When you say India you are talking about one of the most controversial and fascinating countries. A country as rough as its poverty and as smooth as its silk. A country that blinds you with its colours and seduces you with the charm and sophistication of its fabrics. For centuries, the Indian people have been one of the greatest producers of textiles, behind which lie centuries-old traditions and craftsmanship. Weaving in India is such an ancient art that it is even represented on the Indian tricolour.
At the centre of the flag is, the charkha (spinning wheel in the Indian language), for weaving cotton and silk by hand. A tool with great moral value, symbolising the dignity and importance of a craftsman in a society intent on evolving, but without submitting completely to industrial dynamics and rhythms. After all, the Indian people are known to be dedicated to manual labour, to physical fatigue that tempers body and spirit.

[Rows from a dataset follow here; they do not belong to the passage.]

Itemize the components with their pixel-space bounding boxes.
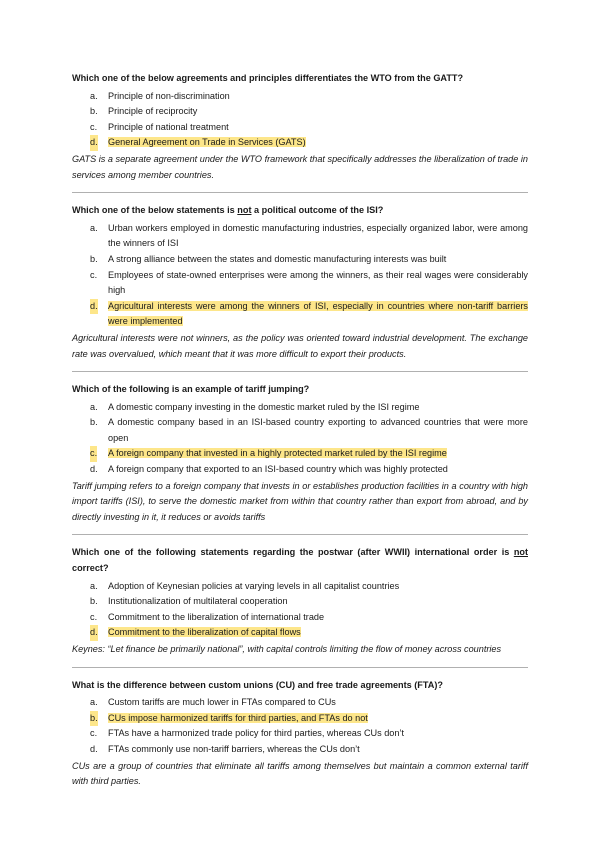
- option-d-correct: [72, 299, 528, 330]
- option-text: A domestic company based in an ISI-based country exporting to advanced countries that were more open: [108, 417, 528, 443]
- option-letter: d.: [90, 625, 98, 641]
- option-text: FTAs have a harmonized trade policy for third parties, whereas CUs don’t: [108, 728, 405, 739]
- question-text: [72, 678, 528, 694]
- option-d: [72, 462, 528, 478]
- option-a: [72, 695, 528, 711]
- options-list: [72, 579, 528, 641]
- option-text-highlighted: Agricultural interests were among the winners of ISI, especially in countries where non-tariff barriers were implemented: [108, 300, 528, 327]
- question-text-part: Which one of the below statements is: [72, 205, 238, 216]
- option-letter: d.: [90, 743, 98, 754]
- section-divider: [72, 667, 528, 668]
- question-block-3: [72, 382, 528, 525]
- section-divider: [72, 534, 528, 535]
- option-letter: b.: [90, 417, 98, 428]
- question-text-part: What is the difference between custom unions (CU) and free trade agreements (FTA)?: [72, 679, 443, 690]
- section-divider: [72, 371, 528, 372]
- question-block-4: [72, 545, 528, 657]
- option-text: Employees of state-owned enterprises were among the winners, as their real wages were considerably high: [108, 269, 528, 296]
- option-b: [72, 415, 528, 446]
- question-block-2: [72, 203, 528, 362]
- option-letter: c.: [90, 728, 98, 739]
- question-text: [72, 382, 528, 398]
- option-letter: c.: [90, 611, 98, 622]
- question-text-part: Which of the following is an example of tariff jumping?: [72, 384, 310, 395]
- option-b: [72, 104, 528, 120]
- option-letter: a.: [90, 697, 98, 708]
- option-text: Custom tariffs are much lower in FTAs compared to CUs: [108, 697, 336, 708]
- option-text-highlighted: Commitment to the liberalization of capital flows: [108, 627, 301, 638]
- option-letter: a.: [90, 401, 98, 412]
- question-block-1: [72, 71, 528, 183]
- answer-explanation: GATS is a separate agreement under the WTO framework that specifically addresses the liberalization of trade in services among member countries.: [72, 153, 528, 180]
- option-letter: a.: [90, 222, 98, 233]
- option-text: Principle of non-discrimination: [108, 90, 230, 101]
- option-c: [72, 726, 528, 742]
- option-a: [72, 400, 528, 416]
- option-d-correct: [72, 135, 528, 151]
- option-letter: b.: [90, 711, 98, 727]
- option-c: [72, 268, 528, 299]
- option-letter: a.: [90, 580, 98, 591]
- option-b: [72, 594, 528, 610]
- option-text: Commitment to the liberalization of international trade: [108, 611, 325, 622]
- option-text: Urban workers employed in domestic manufacturing industries, especially organized labor, were among the winners of ISI: [108, 222, 528, 249]
- option-letter: c.: [90, 269, 98, 280]
- option-text-highlighted: CUs impose harmonized tariffs for third parties, and FTAs do not: [108, 712, 368, 723]
- option-d-correct: [72, 625, 528, 641]
- question-text-part: Which one of the following statements regarding the postwar (after WWII) international order is: [72, 547, 514, 558]
- question-text: [72, 71, 528, 87]
- option-a: [72, 579, 528, 595]
- option-b: [72, 252, 528, 268]
- answer-explanation: Keynes: “Let finance be primarily national”, with capital controls limiting the flow of money across countries: [72, 644, 502, 654]
- question-block-5: [72, 678, 528, 790]
- option-letter: b.: [90, 106, 98, 117]
- question-emphasis: not: [513, 547, 528, 558]
- option-letter: b.: [90, 596, 98, 607]
- option-letter: d.: [90, 299, 98, 315]
- option-b-correct: [72, 711, 528, 727]
- option-letter: c.: [90, 446, 97, 462]
- option-text: Principle of national treatment: [108, 121, 229, 132]
- question-text-part: Which one of the below agreements and principles differentiates the WTO from the GATT?: [72, 73, 464, 83]
- option-text: Adoption of Keynesian policies at varying levels in all capitalist countries: [108, 580, 400, 591]
- option-letter: d.: [90, 464, 98, 475]
- option-c: [72, 120, 528, 136]
- options-list: [72, 89, 528, 151]
- option-d: [72, 742, 528, 758]
- option-a: [72, 221, 528, 252]
- option-c: [72, 610, 528, 626]
- question-text: [72, 545, 528, 576]
- question-text-part: correct?: [72, 563, 109, 574]
- option-c-correct: [72, 446, 528, 462]
- question-text-part: a political outcome of the ISI?: [251, 205, 384, 216]
- question-emphasis: not: [237, 205, 252, 216]
- option-letter: c.: [90, 121, 98, 132]
- options-list: [72, 221, 528, 330]
- option-text: Institutionalization of multilateral cooperation: [108, 596, 288, 607]
- answer-explanation: Agricultural interests were not winners, as the policy was oriented toward industrial development. The exchange rate was overvalued, which meant that it was more difficult to export their products.: [72, 332, 528, 359]
- option-letter: b.: [90, 253, 98, 264]
- answer-explanation: Tariff jumping refers to a foreign company that invests in or establishes production facilities in a country with high import tariffs (ISI), to serve the domestic market from within that country rather than export from abroad, and by directly investing in it, it reduces or avoids tariffs: [72, 480, 528, 522]
- option-text: A strong alliance between the states and domestic manufacturing interests was built: [108, 253, 447, 264]
- option-a: [72, 89, 528, 105]
- option-text: A domestic company investing in the domestic market ruled by the ISI regime: [108, 401, 420, 412]
- section-divider: [72, 192, 528, 193]
- option-letter: d.: [90, 135, 98, 151]
- options-list: [72, 400, 528, 478]
- option-text-highlighted: General Agreement on Trade in Services (GATS): [108, 137, 306, 148]
- option-text-highlighted: A foreign company that invested in a highly protected market ruled by the ISI regime: [108, 448, 447, 459]
- option-text: Principle of reciprocity: [108, 106, 198, 117]
- options-list: [72, 695, 528, 757]
- question-text: [72, 203, 528, 219]
- option-text: FTAs commonly use non-tariff barriers, whereas the CUs don’t: [108, 743, 360, 754]
- option-letter: a.: [90, 90, 98, 101]
- option-text: A foreign company that exported to an ISI-based country which was highly protected: [108, 464, 448, 475]
- answer-explanation: CUs are a group of countries that eliminate all tariffs among themselves but maintain a common external tariff with third parties.: [72, 760, 528, 787]
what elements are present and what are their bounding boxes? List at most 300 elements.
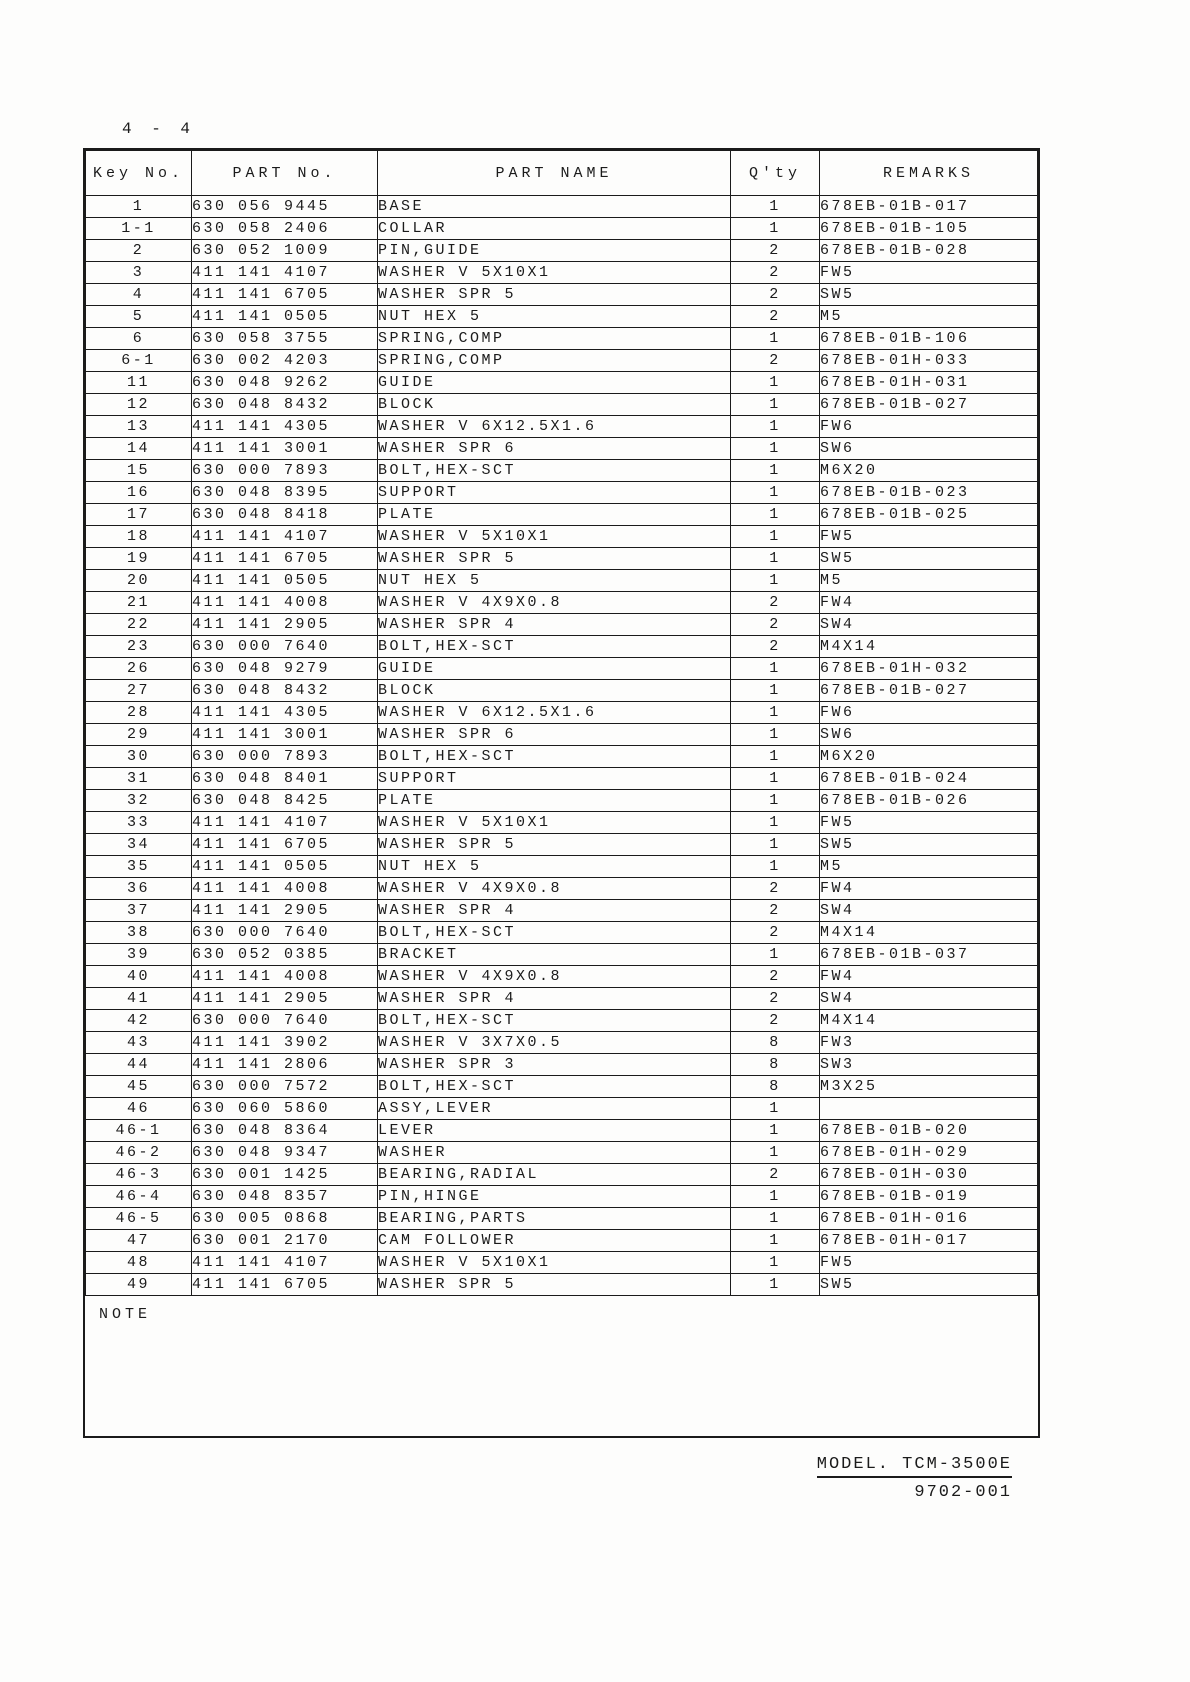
cell-remarks: M5 (820, 570, 1038, 592)
cell-qty: 1 (731, 944, 820, 966)
cell-part-name: WASHER SPR 5 (378, 834, 731, 856)
cell-qty: 2 (731, 284, 820, 306)
cell-key-no: 19 (86, 548, 192, 570)
model-label: MODEL. TCM-3500E (817, 1455, 1012, 1478)
cell-part-name: BEARING,PARTS (378, 1208, 731, 1230)
cell-part-no: 411 141 6705 (192, 1274, 378, 1296)
cell-qty: 1 (731, 1252, 820, 1274)
cell-qty: 1 (731, 196, 820, 218)
cell-qty: 2 (731, 988, 820, 1010)
cell-part-no: 630 048 8395 (192, 482, 378, 504)
cell-part-no: 411 141 4008 (192, 966, 378, 988)
cell-key-no: 46-1 (86, 1120, 192, 1142)
cell-part-name: WASHER SPR 6 (378, 438, 731, 460)
cell-remarks: FW3 (820, 1032, 1038, 1054)
cell-part-name: WASHER V 4X9X0.8 (378, 878, 731, 900)
table-row (86, 856, 1038, 878)
cell-part-name: WASHER SPR 4 (378, 614, 731, 636)
cell-qty: 2 (731, 306, 820, 328)
cell-key-no: 33 (86, 812, 192, 834)
cell-key-no: 46-2 (86, 1142, 192, 1164)
cell-part-no: 411 141 4305 (192, 416, 378, 438)
cell-remarks: FW5 (820, 262, 1038, 284)
cell-remarks: M4X14 (820, 922, 1038, 944)
cell-part-name: WASHER SPR 5 (378, 284, 731, 306)
cell-qty: 1 (731, 482, 820, 504)
cell-part-no: 411 141 2806 (192, 1054, 378, 1076)
cell-remarks: SW5 (820, 548, 1038, 570)
table-row (86, 1120, 1038, 1142)
cell-key-no: 38 (86, 922, 192, 944)
cell-part-no: 630 056 9445 (192, 196, 378, 218)
cell-qty: 2 (731, 262, 820, 284)
cell-part-no: 411 141 6705 (192, 834, 378, 856)
cell-key-no: 23 (86, 636, 192, 658)
table-row (86, 768, 1038, 790)
cell-remarks: 678EB-01B-028 (820, 240, 1038, 262)
cell-part-name: GUIDE (378, 372, 731, 394)
cell-key-no: 6-1 (86, 350, 192, 372)
cell-key-no: 46-5 (86, 1208, 192, 1230)
table-row (86, 306, 1038, 328)
table-row (86, 878, 1038, 900)
cell-qty: 1 (731, 1120, 820, 1142)
cell-part-no: 630 048 8364 (192, 1120, 378, 1142)
cell-key-no: 1 (86, 196, 192, 218)
cell-key-no: 14 (86, 438, 192, 460)
cell-part-no: 630 052 1009 (192, 240, 378, 262)
table-row (86, 1142, 1038, 1164)
footer (817, 1455, 1012, 1502)
cell-part-no: 411 141 0505 (192, 570, 378, 592)
cell-remarks: FW4 (820, 592, 1038, 614)
cell-part-name: WASHER V 4X9X0.8 (378, 966, 731, 988)
cell-part-name: WASHER SPR 6 (378, 724, 731, 746)
table-row (86, 900, 1038, 922)
cell-part-name: BOLT,HEX-SCT (378, 746, 731, 768)
cell-part-name: WASHER SPR 3 (378, 1054, 731, 1076)
note-section (85, 1296, 1038, 1436)
table-row (86, 746, 1038, 768)
cell-qty: 2 (731, 966, 820, 988)
table-row (86, 570, 1038, 592)
cell-part-no: 630 001 1425 (192, 1164, 378, 1186)
cell-key-no: 11 (86, 372, 192, 394)
cell-qty: 1 (731, 768, 820, 790)
cell-part-no: 630 058 2406 (192, 218, 378, 240)
table-row (86, 1032, 1038, 1054)
cell-part-no: 411 141 4008 (192, 592, 378, 614)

The sari: a tradition for over 5,000 years
Therefore, it is not surprising that a strip of cloth ranging from five to nine metres is the traditional and national dress of the Indian woman: the sari. Initially made of cotton and later of silk, the sari has stood the test of time and is now more than 5,000 years old. For centuries, the holy city of Varanasi has been renowned globally for its exquisite handmade silk saris. Even legend has it that these were used to wrap Buddha’s body before his deposition. Not only that, it would seem that every Indian bride would like to have a Varanasi silk sari in her trousseau. Unfortunately, today there is no longer a market for handmade saris and silk artisans are increasingly excluded from India’s economic boom, fearing that handknitting will cease to exist altogether within a generation. Many, in order not to abandon this craft, give in to the compromises of the market, using cheaper silk mixed with polyester and power looms at the expense of quality and a tradition that has been handed down for centuries.
But some resist. Those who, in a highly accelerated world, continue to love the past, to value memories and traditions, leading them into the future with the time they need, where every second is marked by the croaking sound of handlooms. Taking not two, but thirty days to weave a bride’s sari or the ‘sari of life’. Manually sketching on sheets of paper, with their taste and creativity, the patterns that will embellish it. Favouring collaboration and giving a different value, not only economic, to that strip of cloth that unites past, present and future. A fundamental value that is handed down from father to son, just like a surname or property, becomes a virtuous and lasting lifestyle. Weaving a sari with brocaded silk wefts, uniquely by hand, today more than ever is tantamount to weaving a dream, synonymous with culture and identity.